K: Echt? Sind Sie immer noch die gleiche Ban-sensei, wie die die sogar bis nach China geflüchtet ist, als Sie vor drei Monaten um ein Interview gebeten wurde? Was ist mit Ihnen passiert?
B: Naja, ich habe viel gelernt in den letzten Monaten in China und bin erwachsen geworden. Ich habe dort Japanisch unterrichtet, wenn ich wirklich vor etwas flüchten würde, würde ich an einen warmen Ort gehen.
K: Akzeptiert. Wo in China habe Sie unterrichtet?
B: In der Toyota Motor Firma vom 11. November, bis zum 22. Januar. Ich habe so hart gearbeitet, daß ich mich nichtmals Zeit für das japanische Oshogatsu hatte, obwohl ich es schon gerne gefeiert hätte.
K: Otsukare sama deshita. B: Das kland aber nicht sehr überzeugend.
K: Otsukare sama deshita!! B: Vielen Dank!
K: Wie haben Sie sich gefühlt, als Sie ausgewählt wurden, nach China zum Unterrichten zu gehen? B:
Ausgewählt? Moment mal, das stimmt so nicht ganz. Es war so, daß niemand anders....
Aber... Aber jetzt, da ich besser darüber denke, war es eine befriedigende und lohnenswerte Aufgabe. Es war eine gute Möglichkeit.

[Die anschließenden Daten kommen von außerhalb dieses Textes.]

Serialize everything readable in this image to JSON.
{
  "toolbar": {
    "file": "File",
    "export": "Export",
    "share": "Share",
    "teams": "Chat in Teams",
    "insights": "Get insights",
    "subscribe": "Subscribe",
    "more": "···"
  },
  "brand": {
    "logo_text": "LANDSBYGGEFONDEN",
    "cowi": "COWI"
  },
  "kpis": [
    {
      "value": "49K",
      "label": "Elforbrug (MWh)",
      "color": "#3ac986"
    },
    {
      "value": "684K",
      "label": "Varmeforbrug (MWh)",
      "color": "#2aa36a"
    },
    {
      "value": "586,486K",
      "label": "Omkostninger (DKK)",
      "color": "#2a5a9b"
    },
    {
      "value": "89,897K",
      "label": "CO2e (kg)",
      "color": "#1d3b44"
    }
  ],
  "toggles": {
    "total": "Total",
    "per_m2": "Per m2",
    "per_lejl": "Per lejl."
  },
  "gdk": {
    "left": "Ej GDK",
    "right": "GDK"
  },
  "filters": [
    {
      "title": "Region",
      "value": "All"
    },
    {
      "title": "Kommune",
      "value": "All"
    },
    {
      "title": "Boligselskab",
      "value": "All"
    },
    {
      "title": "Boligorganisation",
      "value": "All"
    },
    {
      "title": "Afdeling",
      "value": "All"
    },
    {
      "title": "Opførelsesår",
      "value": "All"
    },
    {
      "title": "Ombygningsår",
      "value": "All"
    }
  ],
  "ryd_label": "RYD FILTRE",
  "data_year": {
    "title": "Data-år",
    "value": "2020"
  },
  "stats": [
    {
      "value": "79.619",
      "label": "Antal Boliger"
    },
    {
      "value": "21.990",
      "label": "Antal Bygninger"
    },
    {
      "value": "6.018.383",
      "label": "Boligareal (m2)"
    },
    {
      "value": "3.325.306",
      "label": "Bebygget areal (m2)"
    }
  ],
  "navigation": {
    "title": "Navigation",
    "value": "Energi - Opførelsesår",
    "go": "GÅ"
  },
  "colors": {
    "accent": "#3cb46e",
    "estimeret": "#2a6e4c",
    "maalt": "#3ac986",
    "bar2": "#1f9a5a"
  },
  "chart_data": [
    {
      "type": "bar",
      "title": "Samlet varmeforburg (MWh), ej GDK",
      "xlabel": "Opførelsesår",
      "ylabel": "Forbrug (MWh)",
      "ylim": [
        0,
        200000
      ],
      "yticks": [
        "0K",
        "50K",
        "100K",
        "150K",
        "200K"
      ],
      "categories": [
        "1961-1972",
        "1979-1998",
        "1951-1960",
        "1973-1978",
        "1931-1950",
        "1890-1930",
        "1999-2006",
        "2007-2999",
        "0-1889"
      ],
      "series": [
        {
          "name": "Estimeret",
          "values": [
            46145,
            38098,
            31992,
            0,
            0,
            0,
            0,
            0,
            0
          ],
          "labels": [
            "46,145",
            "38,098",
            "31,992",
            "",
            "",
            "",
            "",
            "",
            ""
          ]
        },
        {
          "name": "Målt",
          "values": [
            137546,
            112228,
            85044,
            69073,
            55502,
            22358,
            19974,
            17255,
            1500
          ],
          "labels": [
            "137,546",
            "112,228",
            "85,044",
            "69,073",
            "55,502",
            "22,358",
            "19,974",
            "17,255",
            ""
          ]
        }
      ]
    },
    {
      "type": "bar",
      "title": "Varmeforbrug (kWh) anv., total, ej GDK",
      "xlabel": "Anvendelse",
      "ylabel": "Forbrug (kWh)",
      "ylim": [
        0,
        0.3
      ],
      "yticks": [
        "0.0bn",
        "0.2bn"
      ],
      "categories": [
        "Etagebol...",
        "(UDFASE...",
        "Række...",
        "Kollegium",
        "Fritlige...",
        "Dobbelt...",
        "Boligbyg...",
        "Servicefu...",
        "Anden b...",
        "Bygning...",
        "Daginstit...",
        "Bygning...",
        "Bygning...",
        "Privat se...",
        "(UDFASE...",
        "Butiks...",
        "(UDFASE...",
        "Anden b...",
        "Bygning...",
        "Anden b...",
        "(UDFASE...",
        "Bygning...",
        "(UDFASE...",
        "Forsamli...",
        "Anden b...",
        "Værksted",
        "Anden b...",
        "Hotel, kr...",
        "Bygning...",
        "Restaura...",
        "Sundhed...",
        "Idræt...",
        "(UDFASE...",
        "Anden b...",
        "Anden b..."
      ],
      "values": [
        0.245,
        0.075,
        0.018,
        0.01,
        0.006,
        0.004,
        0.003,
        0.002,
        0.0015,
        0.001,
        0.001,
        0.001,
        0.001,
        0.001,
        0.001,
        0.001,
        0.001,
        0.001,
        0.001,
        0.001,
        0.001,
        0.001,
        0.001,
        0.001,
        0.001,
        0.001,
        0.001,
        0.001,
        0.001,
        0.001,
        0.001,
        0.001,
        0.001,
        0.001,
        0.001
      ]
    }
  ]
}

K: Können Sie uns etwas über die Klassen dort erzählen? B: Ich habe Leute unterrichtet, die für die zusammengelegten Firmen Tenshin Toyota und Tenshin Kisha arbeiten. Ich habe zwei Klassen unterrichtet, deren Japanisch ungefähr so gut war, wie das der besseren Anfänger in Yamasa, und die anderen waren kurz vor dem Fortgeschrittenen Level. Alle haben tagsüber gearbeitet. Das heißt, es gab zwei Stunden Unterricht nach der Arbeit von Montag bis Freitag und sieben Stunden an jedem Samstag.
K: Sieben Stunden am Tag! Das muß echt schwer sein! B: Nö.

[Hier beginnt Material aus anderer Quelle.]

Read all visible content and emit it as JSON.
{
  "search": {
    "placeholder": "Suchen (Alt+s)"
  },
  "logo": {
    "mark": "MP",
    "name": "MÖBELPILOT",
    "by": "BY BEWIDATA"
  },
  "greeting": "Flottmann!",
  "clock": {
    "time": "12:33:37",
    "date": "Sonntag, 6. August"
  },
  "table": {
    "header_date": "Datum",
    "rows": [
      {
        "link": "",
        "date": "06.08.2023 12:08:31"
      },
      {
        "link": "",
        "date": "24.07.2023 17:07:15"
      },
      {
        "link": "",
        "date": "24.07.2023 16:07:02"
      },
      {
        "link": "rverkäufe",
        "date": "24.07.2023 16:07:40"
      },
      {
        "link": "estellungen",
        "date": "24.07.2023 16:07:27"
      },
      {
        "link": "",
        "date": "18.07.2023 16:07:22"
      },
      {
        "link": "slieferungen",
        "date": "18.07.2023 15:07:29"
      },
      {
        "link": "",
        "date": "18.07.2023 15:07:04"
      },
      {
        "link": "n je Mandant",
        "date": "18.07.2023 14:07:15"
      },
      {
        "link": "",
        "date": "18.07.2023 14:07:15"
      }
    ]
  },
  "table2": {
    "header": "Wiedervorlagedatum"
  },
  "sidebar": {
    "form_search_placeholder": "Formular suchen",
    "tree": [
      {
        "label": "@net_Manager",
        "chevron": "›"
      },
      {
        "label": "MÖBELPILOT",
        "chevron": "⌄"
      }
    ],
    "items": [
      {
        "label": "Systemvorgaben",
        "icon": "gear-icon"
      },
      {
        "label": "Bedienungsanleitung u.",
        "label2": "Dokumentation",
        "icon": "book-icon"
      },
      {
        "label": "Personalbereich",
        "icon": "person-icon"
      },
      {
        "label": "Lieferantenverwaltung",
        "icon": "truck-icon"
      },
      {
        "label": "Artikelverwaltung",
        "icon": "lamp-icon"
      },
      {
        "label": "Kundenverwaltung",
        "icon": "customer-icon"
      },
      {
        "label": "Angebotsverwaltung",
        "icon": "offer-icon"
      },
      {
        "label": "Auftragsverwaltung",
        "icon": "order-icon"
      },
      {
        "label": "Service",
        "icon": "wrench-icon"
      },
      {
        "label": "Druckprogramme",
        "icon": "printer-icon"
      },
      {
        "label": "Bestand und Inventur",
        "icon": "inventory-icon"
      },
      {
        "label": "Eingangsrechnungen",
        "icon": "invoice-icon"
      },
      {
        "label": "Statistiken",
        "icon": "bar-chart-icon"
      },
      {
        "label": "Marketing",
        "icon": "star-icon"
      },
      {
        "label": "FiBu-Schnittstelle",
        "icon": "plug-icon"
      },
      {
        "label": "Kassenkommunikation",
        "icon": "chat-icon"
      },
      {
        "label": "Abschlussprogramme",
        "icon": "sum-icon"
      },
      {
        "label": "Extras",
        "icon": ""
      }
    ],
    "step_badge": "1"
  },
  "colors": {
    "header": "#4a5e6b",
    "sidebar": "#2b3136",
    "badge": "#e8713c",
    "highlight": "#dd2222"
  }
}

Eigentlich verging die Zeit wie im Flug und ich bin nicht so müde geworden. Die Leute, die ich unterrichtet habe, hatten ihr Leben und ihre Arbeit dort, das heißt selbst wenn Sie in Japan hätten studieren wollen, hätten die meisten nicht gekonnt. Deswegen wollten Sie soviel wie möglich in den Stunden zusammen lernen. Es wirkte so, das ob allen die kurze Zeit mit einem "japanischen" Japanischlehrer sehr wichtig ist. Villeicht können Sie sich das vorstellen? Und es gibt keine bessere Motivation für einen Lehrer mehr zu arbeiten. Deswegen war es für mich keine lästige Pflicht sieben Stunden lang, so interessierte Schüler zu unterrichten.
K: Aha. Es wäre gut, wenn dieses Gefühl im Newsletter erklärt werden würde, oder nicht? Konnten Sie sich an Ihren freien Tagen entspannen?

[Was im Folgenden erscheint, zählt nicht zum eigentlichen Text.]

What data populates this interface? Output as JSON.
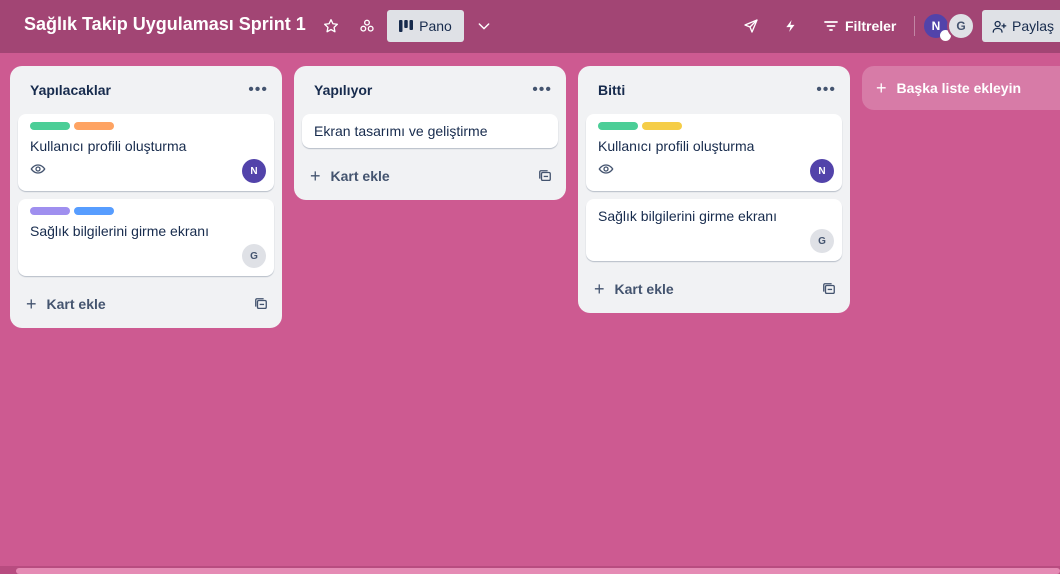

B: Naja, es hat mindestens den halben Sonnntag gedauert, mich für die nächste Woche vorzubereiten. Ich habe die ganze Zeit sehr intensiev gearbeitet.
K: Was war die beste Erfahrung auf dieser Reise? B:
Daß ich viele, viele Leute getroffen habe. Und daß ich mehr über mich, in einer neuen Umgebung gelernt habe. Eine Veränderung der gewohnten Umgebund ist ein toller Stimulus.
K: Wenn Sie nocheinmal die Möglichkeit hätten, würden Sie wieder gehen? B:
Wenn ich jedes Jahr einen Business-Trip hätte, wäre ich glücklich (lacht).
K: Gibt es einen Ort, den Sie besonders mögen? B: Viele Orte. Aber da ich, wenn es für die Areit wäre, nicht aussuchen könnte, wohl ein Ort, an den ich normalerweise nicht kommen würde.
K: Noch etwas, können Sie Chinesisch sprechen? B:
Chinesisch? Hmmm, vor 14 Jahren habe ich für vier Monate in Taipei studiert....
K: Ah, Sie haben also seit 14 Jahren gelernt.... B: Ahh, sagen Sie da nicht. In den 14 Jahren habe ich ein bißchen Englich, Französich, Burmesisch, und ganz verschiedene Sprachen gelert, das heißt ich kann mich kaum noch an Chinesisch erinnern.
K: Bitte, versuchen Sie mal etwas auf Chinesisch zu sagen. B:
Kopii, kopii. Der Kopierer ist kaputt.
K: Fantastisch! Also wann immer der Kopierer kaputt geht, brauchen Sie sich nicht zu sorgen.
B: Klar. Aber was soll man ohne Fotokopien machen?